Polyaniline wrapped graphene functionalized textile with ultrahigh areal capacitance and energy density for high-performance all-solid-state supercapacitors for wearable electronics

Textile-based supercapacitors having intrinsically mechanical flexibility are regarded as hopeful power sources for wearable electronics. Herein, four PANI/graphene/textile electrodes are successfully synthesized using a simple 'dipping and drying' procedure followed by in-situ polymerization of aniline. The effects of the acidic dopants on the morphological, structural and capacitive characteristics of the resultant electrodes are systematically investigated. The PANI/graphene/textile-HCl (PANI/G/T-HCl) depicts a maximum areal specific capacitance of 1601 mF cm(-2) at the current density of 1 mA cm(-2), which is apparently higher than numerous textile-electrodes reported so far, and an attractive cycling stability with a capacitance retention more than 75% after 10,000 cycles at 10 mA cm(-2).

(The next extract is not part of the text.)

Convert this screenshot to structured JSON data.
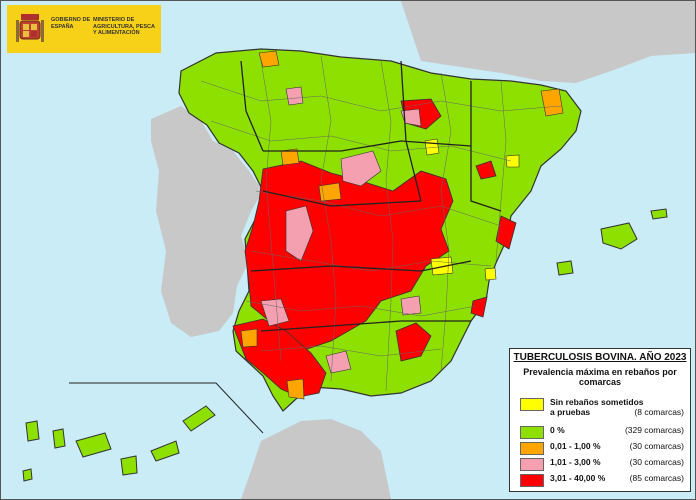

The constructed all-solid-state supercapacitor device affords an outstanding energy density of 755 mWh M-2 at a power density of 1448 mW m(-2). The capacitive performance of this device remains stable under bending degrees from 0 to 180 degrees and exhibits a high capacity retention of 77% over 600 bending cycles, verifying a superior mechanical flexibility and capacitive stability with extensive prospects for practical applications.